Thanks for the reply, but that's not the issue. The AC will start and run for a few seconds, so it's getting past the startup load. It's that it won't keep running because the battery voltage drops so low -- even though 430 amp hours should be (in my opinion) plenty sufficient to run the A/C for awhile -- even longer with 40 amps of solar dumping into the batteries at the same time.

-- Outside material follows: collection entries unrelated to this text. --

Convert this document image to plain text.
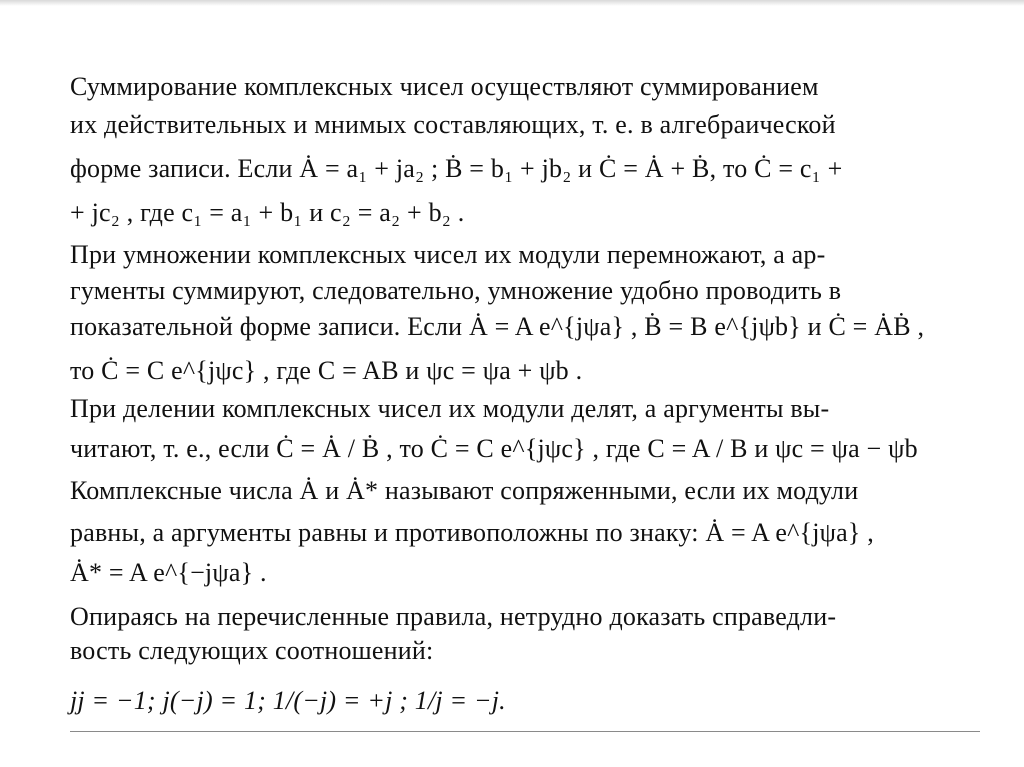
Суммирование комплексных чисел осуществляют суммированием
их действительных и мнимых составляющих, т. е. в алгебраической
форме записи. Если Ȧ = a₁ + ja₂ ; Ḃ = b₁ + jb₂ и Ċ = Ȧ + Ḃ, то Ċ = c₁ +
+ jc₂ , где c₁ = a₁ + b₁ и c₂ = a₂ + b₂ .
При умножении комплексных чисел их модули перемножают, а ар-
гументы суммируют, следовательно, умножение удобно проводить в
показательной форме записи. Если Ȧ = A e^{jψa} , Ḃ = B e^{jψb} и Ċ = ȦḂ ,
то Ċ = C e^{jψc} , где C = AB и ψc = ψa + ψb .
При делении комплексных чисел их модули делят, а аргументы вы-
читают, т. е., если Ċ = Ȧ / Ḃ , то Ċ = C e^{jψc} , где C = A / B и ψc = ψa − ψb
Комплексные числа Ȧ и Ȧ* называют сопряженными, если их модули
равны, а аргументы равны и противоположны по знаку: Ȧ = A e^{jψa} ,
Ȧ* = A e^{−jψa} .
Опираясь на перечисленные правила, нетрудно доказать справедли-
вость следующих соотношений:
jj = −1; j(−j) = 1; 1/(−j) = +j ; 1/j = −j.
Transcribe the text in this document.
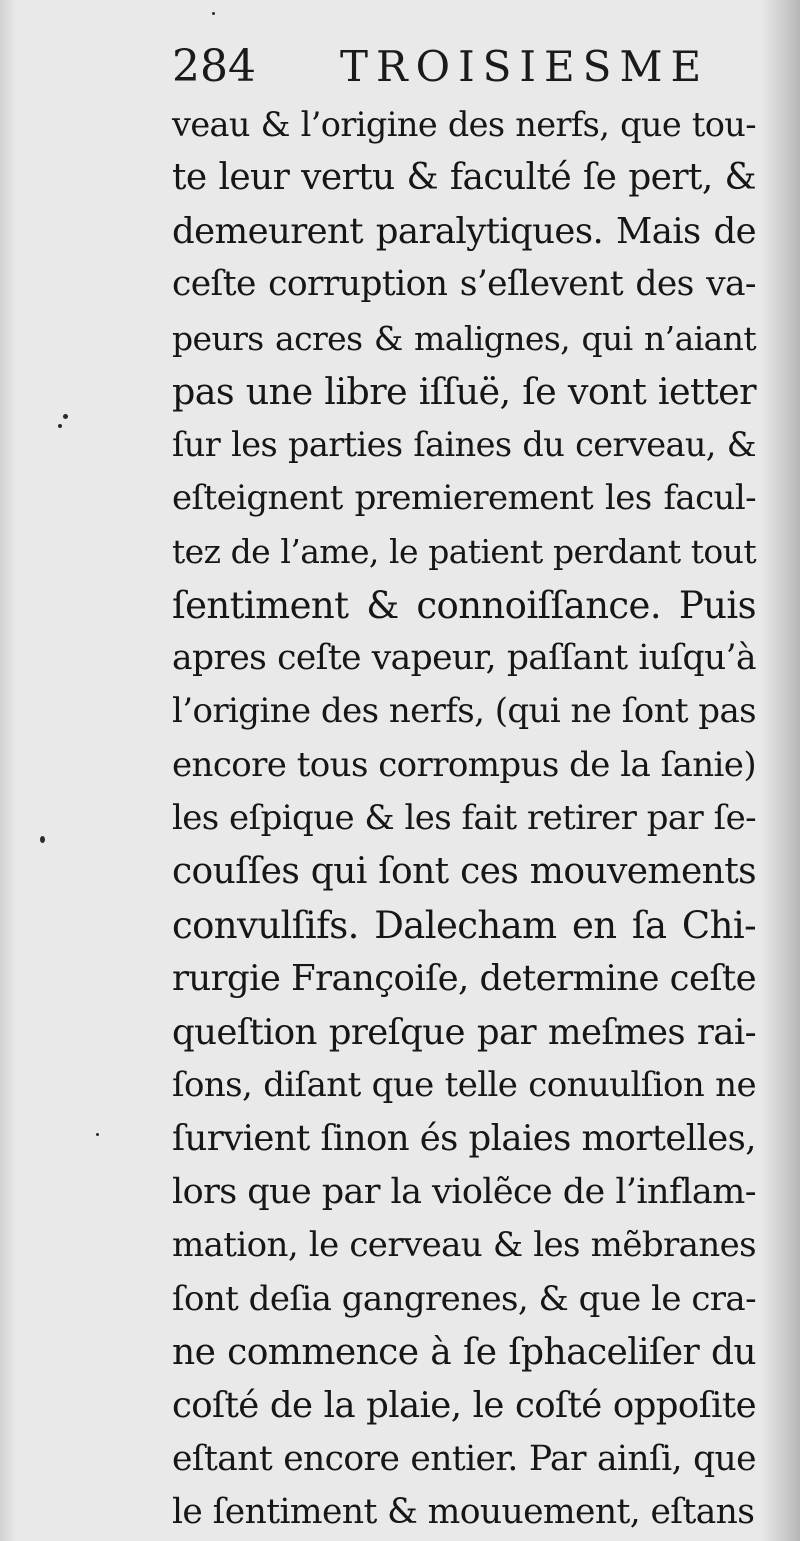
284 TROISIESME
veau & l’origine des nerfs, que tou-
te leur vertu & faculté ſe pert, &
demeurent paralytiques. Mais de
ceſte corruption s’eſlevent des va-
peurs acres & malignes, qui n’aiant
pas une libre iſſuë, ſe vont ietter
ſur les parties ſaines du cerveau, &
eſteignent premierement les facul-
tez de l’ame, le patient perdant tout
ſentiment & connoiſſance. Puis
apres ceſte vapeur, paſſant iuſqu’à
l’origine des nerfs, (qui ne ſont pas
encore tous corrompus de la ſanie)
les eſpique & les fait retirer par ſe-
couſſes qui ſont ces mouvements
convulſifs. Dalecham en ſa Chi-
rurgie Françoiſe, determine ceſte
queſtion preſque par meſmes rai-
ſons, diſant que telle conuulſion ne
ſurvient ſinon és plaies mortelles,
lors que par la violẽce de l’inflam-
mation, le cerveau & les mẽbranes
ſont deſia gangrenes, & que le cra-
ne commence à ſe ſphaceliſer du
coſté de la plaie, le coſté oppoſite
eſtant encore entier. Par ainſi, que
le ſentiment & mouuement, eſtans
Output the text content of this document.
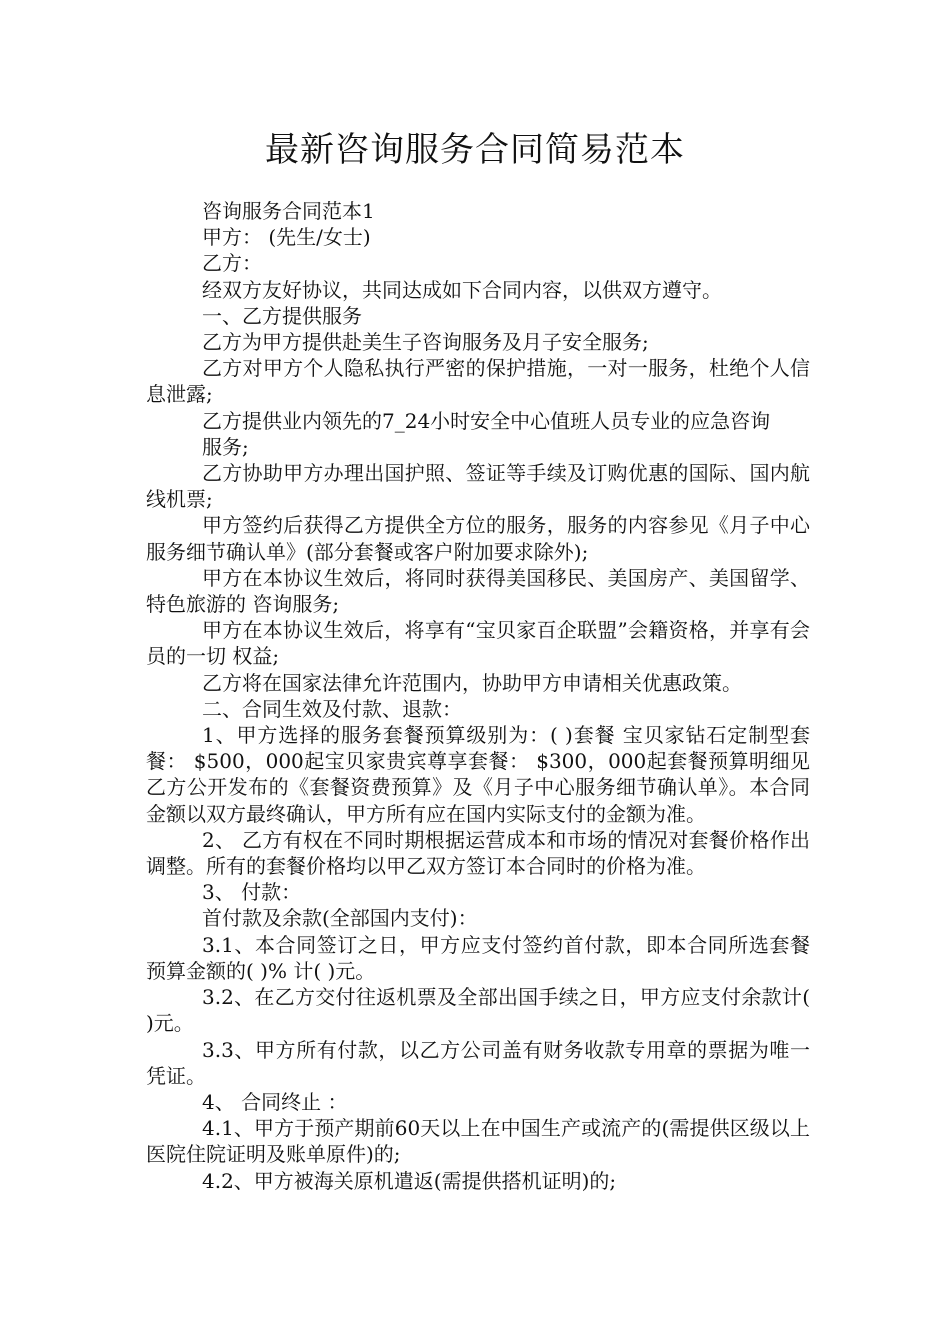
最新咨询服务合同简易范本

咨询服务合同范本1

甲方： (先生/女士)

乙方：

经双方友好协议，共同达成如下合同内容，以供双方遵守。

一、乙方提供服务

乙方为甲方提供赴美生子咨询服务及月子安全服务;

乙方对甲方个人隐私执行严密的保护措施，一对一服务，杜绝个人信息泄露;

乙方提供业内领先的7_24小时安全中心值班人员专业的应急咨询

服务;

乙方协助甲方办理出国护照、签证等手续及订购优惠的国际、国内航线机票;

甲方签约后获得乙方提供全方位的服务，服务的内容参见《月子中心 服务细节确认单》(部分套餐或客户附加要求除外);

甲方在本协议生效后，将同时获得美国移民、美国房产、美国留学、特色旅游的 咨询服务;

甲方在本协议生效后，将享有“宝贝家百企联盟”会籍资格，并享有会员的一切 权益;

乙方将在国家法律允许范围内，协助甲方申请相关优惠政策。

二、合同生效及付款、退款：

1、甲方选择的服务套餐预算级别为：( )套餐 宝贝家钻石定制型套餐： $500，000起宝贝家贵宾尊享套餐： $300，000起套餐预算明细见乙方公开发布的《套餐资费预算》及《月子中心服务细节确认单》。本合同金额以双方最终确认，甲方所有应在国内实际支付的金额为准。

2、 乙方有权在不同时期根据运营成本和市场的情况对套餐价格作出调整。所有的套餐价格均以甲乙双方签订本合同时的价格为准。

3、 付款：

首付款及余款(全部国内支付)：

3.1、本合同签订之日，甲方应支付签约首付款，即本合同所选套餐预算金额的( )% 计( )元。

3.2、在乙方交付往返机票及全部出国手续之日，甲方应支付余款计( )元。

3.3、甲方所有付款，以乙方公司盖有财务收款专用章的票据为唯一凭证。

4、 合同终止 ：

4.1、甲方于预产期前60天以上在中国生产或流产的(需提供区级以上医院住院证明及账单原件)的;

4.2、甲方被海关原机遣返(需提供搭机证明)的;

- MNtundraRetJul 20, 2024Navigator
captdaveo wrote:Thanks for the reply, but that's not the issue. The AC will start and run for a few seconds, so it's getting past the startup load. It's that it won't keep running because the battery voltage drops so low -- even though 430 amp hours should be (in my opinion) plenty sufficient to run the A/C for awhile -- even longer with 40 amps of solar dumping into the batteries at the same time.
The first reply was correct. The fact it quit after a few seconds shows the batteries voltage output dropped to far to keep it running.
- valhalla360Jul 20, 2024Navigator
Are you sure it's starting? A lot of air/con units will start the fan then a few seconds later, start the compressor. Most of the noise you hear is the fan and it's hard to hear the compressor kick on. That would align with it overloading a few seconds after it starts.
Alternatively, did you actually measure the amp draw? If it's actually drawing 12-14amp, that might be stressing the inverter. 2000w rating may be the peak, not continuous rating. Exceeding the continuous rating often has a slow breaker that takes a few seconds before it goes.